Тут на небе только и разговоров, что о «свободе», потому что Тохе все мучительно хочется курить, а Марусе, например, целоваться, и выходит это что-то вроде тюрьмы, но местные обитатели упорно зовут ее раем, а себя – ангелами, хотя Бога пока не встречали и совсем не уверены, что он где-то есть. Но «райского» и «ангельского» – разве что прорези для крыльев на тулупах, да безвременье, а значит бессмертие; «прекрасное далеко» для героев уже сбылось: вот оно, пожалуйста, только что-то никто особенно не рад. И так в этом «раю» невмоготу, что, рассказывает старожил Саныч, собрались как-то несколько ангелов и полетели на вожделенную Землю, куда не добраться – так, может, и летают себе в космосе до сих пор…

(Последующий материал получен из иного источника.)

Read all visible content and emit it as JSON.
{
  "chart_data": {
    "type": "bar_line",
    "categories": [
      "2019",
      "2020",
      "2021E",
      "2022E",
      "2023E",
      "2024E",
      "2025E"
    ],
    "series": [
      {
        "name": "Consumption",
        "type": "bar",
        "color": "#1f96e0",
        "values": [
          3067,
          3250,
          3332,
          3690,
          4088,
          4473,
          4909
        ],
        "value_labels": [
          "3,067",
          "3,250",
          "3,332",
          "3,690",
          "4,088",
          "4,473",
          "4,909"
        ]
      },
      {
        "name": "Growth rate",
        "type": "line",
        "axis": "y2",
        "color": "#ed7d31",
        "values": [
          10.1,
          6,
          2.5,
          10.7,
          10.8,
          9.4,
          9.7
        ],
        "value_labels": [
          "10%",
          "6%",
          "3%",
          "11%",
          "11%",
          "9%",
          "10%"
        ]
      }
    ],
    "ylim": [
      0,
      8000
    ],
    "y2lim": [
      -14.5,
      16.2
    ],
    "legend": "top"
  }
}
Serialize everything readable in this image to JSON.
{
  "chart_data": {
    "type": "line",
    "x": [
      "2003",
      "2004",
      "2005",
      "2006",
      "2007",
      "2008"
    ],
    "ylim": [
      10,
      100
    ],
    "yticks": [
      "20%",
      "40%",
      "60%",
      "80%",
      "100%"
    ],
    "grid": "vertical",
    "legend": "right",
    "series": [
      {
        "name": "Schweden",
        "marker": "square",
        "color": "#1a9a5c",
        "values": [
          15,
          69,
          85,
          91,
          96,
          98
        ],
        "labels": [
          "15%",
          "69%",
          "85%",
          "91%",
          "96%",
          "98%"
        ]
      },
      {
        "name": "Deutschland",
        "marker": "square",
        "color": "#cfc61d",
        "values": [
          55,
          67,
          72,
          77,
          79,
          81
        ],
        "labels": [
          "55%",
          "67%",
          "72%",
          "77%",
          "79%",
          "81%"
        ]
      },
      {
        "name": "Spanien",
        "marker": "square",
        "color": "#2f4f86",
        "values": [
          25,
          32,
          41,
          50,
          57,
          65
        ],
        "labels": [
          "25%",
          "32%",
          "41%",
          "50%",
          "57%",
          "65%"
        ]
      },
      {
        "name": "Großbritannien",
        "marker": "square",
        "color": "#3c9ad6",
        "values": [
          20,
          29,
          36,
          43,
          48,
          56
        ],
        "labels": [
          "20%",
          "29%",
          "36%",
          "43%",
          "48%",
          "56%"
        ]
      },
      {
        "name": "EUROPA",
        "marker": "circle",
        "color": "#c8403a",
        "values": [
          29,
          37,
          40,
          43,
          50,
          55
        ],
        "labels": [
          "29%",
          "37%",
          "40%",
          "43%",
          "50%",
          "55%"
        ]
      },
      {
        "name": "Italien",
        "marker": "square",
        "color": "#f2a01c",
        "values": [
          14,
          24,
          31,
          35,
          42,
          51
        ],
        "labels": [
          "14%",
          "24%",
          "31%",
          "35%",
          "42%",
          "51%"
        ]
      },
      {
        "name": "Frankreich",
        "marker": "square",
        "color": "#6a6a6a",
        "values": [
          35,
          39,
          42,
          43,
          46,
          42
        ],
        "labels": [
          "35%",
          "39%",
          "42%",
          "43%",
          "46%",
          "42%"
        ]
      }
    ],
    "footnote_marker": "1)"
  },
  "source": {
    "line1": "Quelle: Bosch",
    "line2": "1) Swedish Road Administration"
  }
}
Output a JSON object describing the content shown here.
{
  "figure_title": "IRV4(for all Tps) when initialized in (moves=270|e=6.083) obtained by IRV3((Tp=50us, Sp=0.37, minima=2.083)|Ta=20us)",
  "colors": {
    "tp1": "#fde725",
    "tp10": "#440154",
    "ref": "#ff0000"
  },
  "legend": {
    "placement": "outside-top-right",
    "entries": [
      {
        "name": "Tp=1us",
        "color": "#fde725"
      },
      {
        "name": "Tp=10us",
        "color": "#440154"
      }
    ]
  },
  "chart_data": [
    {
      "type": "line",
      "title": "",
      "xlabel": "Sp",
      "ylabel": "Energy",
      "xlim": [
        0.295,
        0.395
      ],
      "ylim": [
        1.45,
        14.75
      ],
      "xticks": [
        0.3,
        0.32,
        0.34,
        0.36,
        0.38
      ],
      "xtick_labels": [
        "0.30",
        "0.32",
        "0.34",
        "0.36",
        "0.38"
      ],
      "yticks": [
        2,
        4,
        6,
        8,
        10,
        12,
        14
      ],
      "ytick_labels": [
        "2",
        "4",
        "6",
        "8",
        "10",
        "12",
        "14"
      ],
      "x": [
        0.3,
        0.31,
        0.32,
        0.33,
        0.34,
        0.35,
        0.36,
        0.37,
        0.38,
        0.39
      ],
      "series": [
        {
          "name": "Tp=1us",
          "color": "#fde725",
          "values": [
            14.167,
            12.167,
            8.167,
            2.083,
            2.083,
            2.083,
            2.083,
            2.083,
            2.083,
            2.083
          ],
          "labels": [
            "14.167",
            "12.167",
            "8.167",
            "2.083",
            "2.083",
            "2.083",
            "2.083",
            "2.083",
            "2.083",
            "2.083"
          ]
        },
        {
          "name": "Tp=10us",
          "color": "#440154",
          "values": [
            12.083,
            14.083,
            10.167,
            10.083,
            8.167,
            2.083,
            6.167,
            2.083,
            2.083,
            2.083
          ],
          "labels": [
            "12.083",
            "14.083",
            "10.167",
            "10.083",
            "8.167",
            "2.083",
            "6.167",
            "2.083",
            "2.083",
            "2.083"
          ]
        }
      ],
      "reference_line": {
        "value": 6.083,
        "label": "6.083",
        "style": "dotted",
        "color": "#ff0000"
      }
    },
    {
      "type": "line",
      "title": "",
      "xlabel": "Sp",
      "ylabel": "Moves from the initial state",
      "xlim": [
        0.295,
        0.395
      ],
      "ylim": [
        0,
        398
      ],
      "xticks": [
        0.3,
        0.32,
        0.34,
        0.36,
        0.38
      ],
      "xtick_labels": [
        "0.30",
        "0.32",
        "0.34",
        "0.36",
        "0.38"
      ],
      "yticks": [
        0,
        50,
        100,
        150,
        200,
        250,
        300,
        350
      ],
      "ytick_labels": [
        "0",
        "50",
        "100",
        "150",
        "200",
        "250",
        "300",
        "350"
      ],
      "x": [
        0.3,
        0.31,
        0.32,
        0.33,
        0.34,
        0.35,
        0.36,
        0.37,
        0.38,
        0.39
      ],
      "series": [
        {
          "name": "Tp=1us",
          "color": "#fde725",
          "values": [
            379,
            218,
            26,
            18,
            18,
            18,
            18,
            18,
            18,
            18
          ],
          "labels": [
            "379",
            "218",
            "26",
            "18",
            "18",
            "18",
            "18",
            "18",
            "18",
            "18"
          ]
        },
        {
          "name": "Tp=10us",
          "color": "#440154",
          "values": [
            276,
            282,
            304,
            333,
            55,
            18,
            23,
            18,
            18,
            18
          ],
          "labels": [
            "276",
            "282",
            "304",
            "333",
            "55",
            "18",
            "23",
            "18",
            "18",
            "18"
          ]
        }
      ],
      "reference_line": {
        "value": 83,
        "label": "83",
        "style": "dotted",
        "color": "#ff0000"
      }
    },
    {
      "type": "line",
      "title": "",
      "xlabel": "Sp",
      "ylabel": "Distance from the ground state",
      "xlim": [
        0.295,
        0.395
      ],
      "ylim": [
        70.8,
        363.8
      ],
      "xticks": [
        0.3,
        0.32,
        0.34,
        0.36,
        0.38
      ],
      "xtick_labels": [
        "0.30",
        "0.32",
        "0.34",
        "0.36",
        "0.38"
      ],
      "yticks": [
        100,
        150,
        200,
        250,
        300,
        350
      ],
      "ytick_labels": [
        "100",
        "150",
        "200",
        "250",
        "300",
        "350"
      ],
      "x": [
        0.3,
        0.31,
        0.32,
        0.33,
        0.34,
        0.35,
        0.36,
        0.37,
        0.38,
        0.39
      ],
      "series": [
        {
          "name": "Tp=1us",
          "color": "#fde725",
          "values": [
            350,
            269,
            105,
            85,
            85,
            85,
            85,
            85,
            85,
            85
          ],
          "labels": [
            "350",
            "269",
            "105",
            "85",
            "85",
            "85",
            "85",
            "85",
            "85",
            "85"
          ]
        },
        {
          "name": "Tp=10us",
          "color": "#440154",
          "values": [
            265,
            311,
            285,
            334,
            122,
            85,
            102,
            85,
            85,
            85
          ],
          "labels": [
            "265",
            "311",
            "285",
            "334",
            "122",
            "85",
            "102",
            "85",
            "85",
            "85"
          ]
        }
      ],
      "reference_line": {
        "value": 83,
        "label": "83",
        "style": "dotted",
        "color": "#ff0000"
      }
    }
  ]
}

Ты сидишь, смотришь на мающихся «ангелов», слушаешь, как читают они вслух свои письма, которые (тридцатый или какой там по счету) почтальон обещает доставить на Землю; мысли текут себе в несколько этажей. И откуда-то из подвала все прорастают сорняки вроде «спина болит», «вечером суп надо сварить – ненавижу морковку тереть» или еще что-нибудь вроде «это домой только в пол одиннадцатого, в два лечь, в семь подъем – Господи, спать-то когда?» и прочее в таком духе. А потом, когда несчастный «ангел» Вася на сцене мысленным взором обращается к оставленной Земле… Там его любимая уже вышла замуж за хорошего, наверное, парня, родила ребенка, и стал он внуком для его, Васиной, матери, а о нем, Васе – давно позабыли… Ты начинаешь вспоминать о том, что спина твоя скоро ляжет отдыхать на плохо сколоченные доски, и спать можно будет не просыпаясь; и не будет ни супов, ни терок, ни морковки – вот как у этих, на сцене, ничего не будет, кроме воспоминаний. И в этот момент над всеми твоими мысленными этажами, над сценой в перьях, над актерами в драных тулупах, над Ксенией Митрофановой и Данилой Приваловым образуется огромный, до небес купол, потому что тут – храм, в котором творится высокое искусство. И трещит твоя собственная рубаха по лопаткам, и вырастают крылья: душа твоя поднимается под самый купол и обозревает сверху свое земное, близкое и далекое. И возвращающийся из глубин твоего подсознания, а может, из своего загробного мира, бородатый Аристотель напоминает, что в театре главное – катарсис.
Что же касается действия в таком бесперспективном, казалось бы, месте, то Аристотеля можно успокоить – все как положено: и завязка, и кульминация на месте, и развязка, в которой выясняется, что выбраться из этого «рая» все-таки можно. А чтобы узнать как – стоит сходить на спектакль. И вместе с Васей, которого только обучают ангельскому искусству полета, почувствовать отрастающие крылья. «Саныч сказал: «Серега, научи летать», – Серега научит!».